Wedmann did not get onboard. Weidmann was the lone dissenter – and so Draghi rode roughshod over him. That is significant because it tells you that the Bundesbank has now lost power at the ECB. In retrospect, you can say that the Stark and Weber resignations made the BuBa weaker, just as a Weidmann one will do.
Further, as I wrote last month, this is the end of European bailouts and the beginning of monetisation:
In the German press, there have been a number of stories recently that indicate that the German government will not commit any more money to bailouts in the euro zone. Specifically, the reports of greatest interest have to do with Germany’s neither funding a new Greece or topping up the EFSF/ESM bailout facilities. I think these reports are credible and I am writing this note as to what I believe they mean for European economic and monetary policy.

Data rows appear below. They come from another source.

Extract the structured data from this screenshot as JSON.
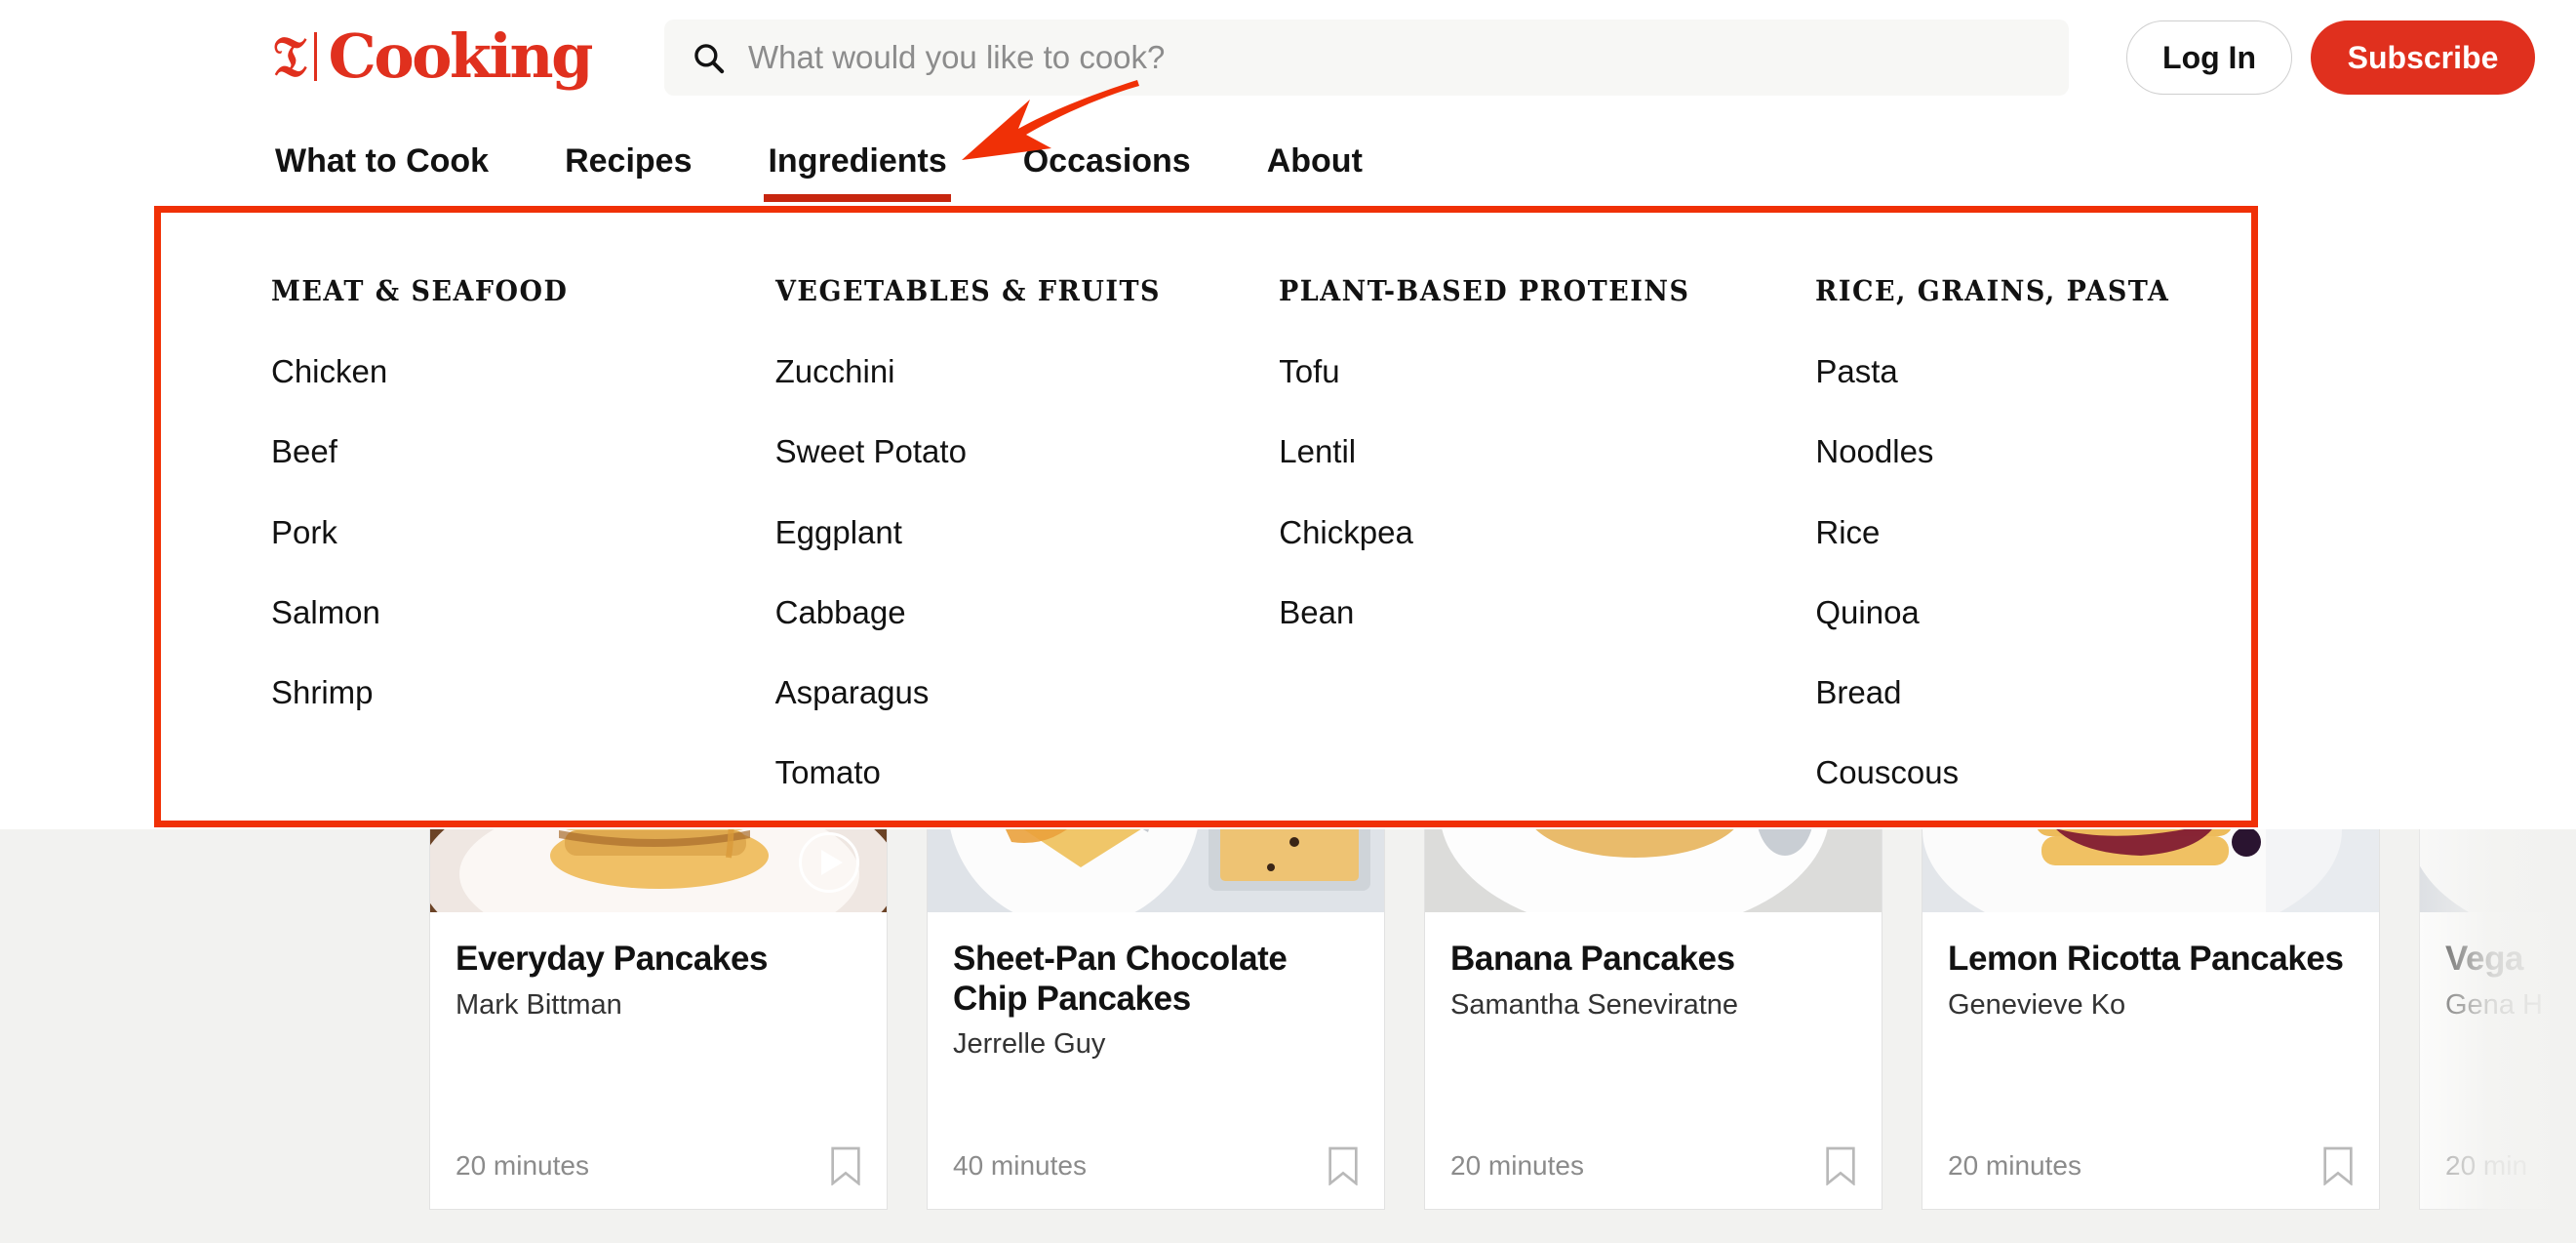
{
  "brand": {
    "logo_mark": "nyt-t-icon",
    "logo_text": "Cooking",
    "accent_color": "#e0301e",
    "annotation_color": "#f03006"
  },
  "search": {
    "icon": "search-icon",
    "placeholder": "What would you like to cook?",
    "value": ""
  },
  "account": {
    "login_label": "Log In",
    "subscribe_label": "Subscribe"
  },
  "nav": {
    "items": [
      {
        "label": "What to Cook",
        "active": false
      },
      {
        "label": "Recipes",
        "active": false
      },
      {
        "label": "Ingredients",
        "active": true
      },
      {
        "label": "Occasions",
        "active": false
      },
      {
        "label": "About",
        "active": false
      }
    ]
  },
  "dropdown": {
    "open_for": "Ingredients",
    "columns": [
      {
        "heading": "MEAT & SEAFOOD",
        "items": [
          "Chicken",
          "Beef",
          "Pork",
          "Salmon",
          "Shrimp"
        ]
      },
      {
        "heading": "VEGETABLES & FRUITS",
        "items": [
          "Zucchini",
          "Sweet Potato",
          "Eggplant",
          "Cabbage",
          "Asparagus",
          "Tomato"
        ]
      },
      {
        "heading": "PLANT-BASED PROTEINS",
        "items": [
          "Tofu",
          "Lentil",
          "Chickpea",
          "Bean"
        ]
      },
      {
        "heading": "RICE, GRAINS, PASTA",
        "items": [
          "Pasta",
          "Noodles",
          "Rice",
          "Quinoa",
          "Bread",
          "Couscous"
        ]
      }
    ]
  },
  "rail": {
    "cards": [
      {
        "title": "Everyday Pancakes",
        "author": "Mark Bittman",
        "time": "20 minutes",
        "has_video": true,
        "bookmark_icon": "bookmark-icon",
        "play_icon": "play-icon",
        "image_alt": "stack-of-pancakes-on-floral-plate"
      },
      {
        "title": "Sheet-Pan Chocolate Chip Pancakes",
        "author": "Jerrelle Guy",
        "time": "40 minutes",
        "has_video": false,
        "bookmark_icon": "bookmark-icon",
        "image_alt": "sheet-pan-chocolate-chip-pancake-slice-with-fork"
      },
      {
        "title": "Banana Pancakes",
        "author": "Samantha Seneviratne",
        "time": "20 minutes",
        "has_video": false,
        "bookmark_icon": "bookmark-icon",
        "image_alt": "banana-pancakes-with-butter-and-syrup"
      },
      {
        "title": "Lemon Ricotta Pancakes",
        "author": "Genevieve Ko",
        "time": "20 minutes",
        "has_video": false,
        "bookmark_icon": "bookmark-icon",
        "image_alt": "lemon-ricotta-pancakes-with-berry-compote"
      },
      {
        "title": "Vega",
        "author": "Gena H",
        "time": "20 min",
        "has_video": false,
        "bookmark_icon": "bookmark-icon",
        "image_alt": "partially-visible-card-faded"
      }
    ]
  },
  "annotations": {
    "highlight_box_target": "ingredients-dropdown-panel",
    "arrow_target": "nav-item-ingredients"
  }
}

The basic dilemma here is that almost all of the eurozone governments including Germany carry high debt burdens in excess of the Maastricht Treaty. For example, Germany has been in breach of Maastricht Treaty in 8 of 10 years since 2002, has been over the Maastricht 60% hurdle in each of those ten years, and now carries a debt to GDP burden above 80%. The ratings agencies are onto this and Moody’s has recently downgraded all of the remaining AAA credits in the euro zone except Finland (whose fiscal health is buoyed artificially by a property bubble, I might add). If you look at the contributions to the ESM then, you can see that it cannot be a AAA-rated facility.
The bottom line here is that the ESM is both underfunded and backed by weak fiscal agents. It cannot possibly withstand a crisis in Italy or Spain.
The obvious conclusion, one I made in January, is that the ECB would decide to monetize. And they have done.
In the end, however, this is really about the German, Dutch and French banks. If you think of OMT as a bank bailout instead of a sovereign one, the ECB’s new OMT scheme is really very much equivalent to the Fed’s QE1 scheme of buying mortgage bonds. I told members two weeks ago:
The problem here is that this is just a Super SMP. It has the ECB buying in unlimited quantities for countries that are making fiscal and structural adjustments instead of the ECB making ad-hoc commitments to purchases that are not credible backstops. Now I realize that this is what Joerg Asmussen meant when this exchange occurred:
There are to be bond purchases once more. What makes you think the new programme will be more successful than the first two programmes, which only reduced rates in the short term?
Because it will be better conceived than the old bond-buying programme, the SMP.
But the Super SMP is a moral hazard for banks instead of the reputed moral hazard for sovereigns that a rate target would be. Instead of potentially giving sovereigns an open ended rate target commitment, you are giving banks an open-ended quantity commitment. And they will use it. The Super SMP will work just like QE1 did in the US except instead of the Fed buying toxic MBS indiscriminately and at inflated prices, it’s the ECB buying distressed sovereign debt indiscriminately and at inflated prices. The whole premise of the ECB’s buying again is to have some sort of Bagehot rule that it applies in providing liquidity as a bank lender of last resort. But yet again we see there’s nothing like that going on. Instead, the ECB plans to give one and all comers liquidity and allow them to dump their distressed debt onto the ECB at inflated prices. The result will be an instant improvement in bank balance sheets, all without private money recapitalization. Sounds like a bailout to me.
That’s very euro bank bullish. Not for Spanish and Italian banks, mind you, because their domestic economies are in a world of hurt. But German, French and Dutch banks just got a Draghi put on their sovereign bond assets – and that’s bullish.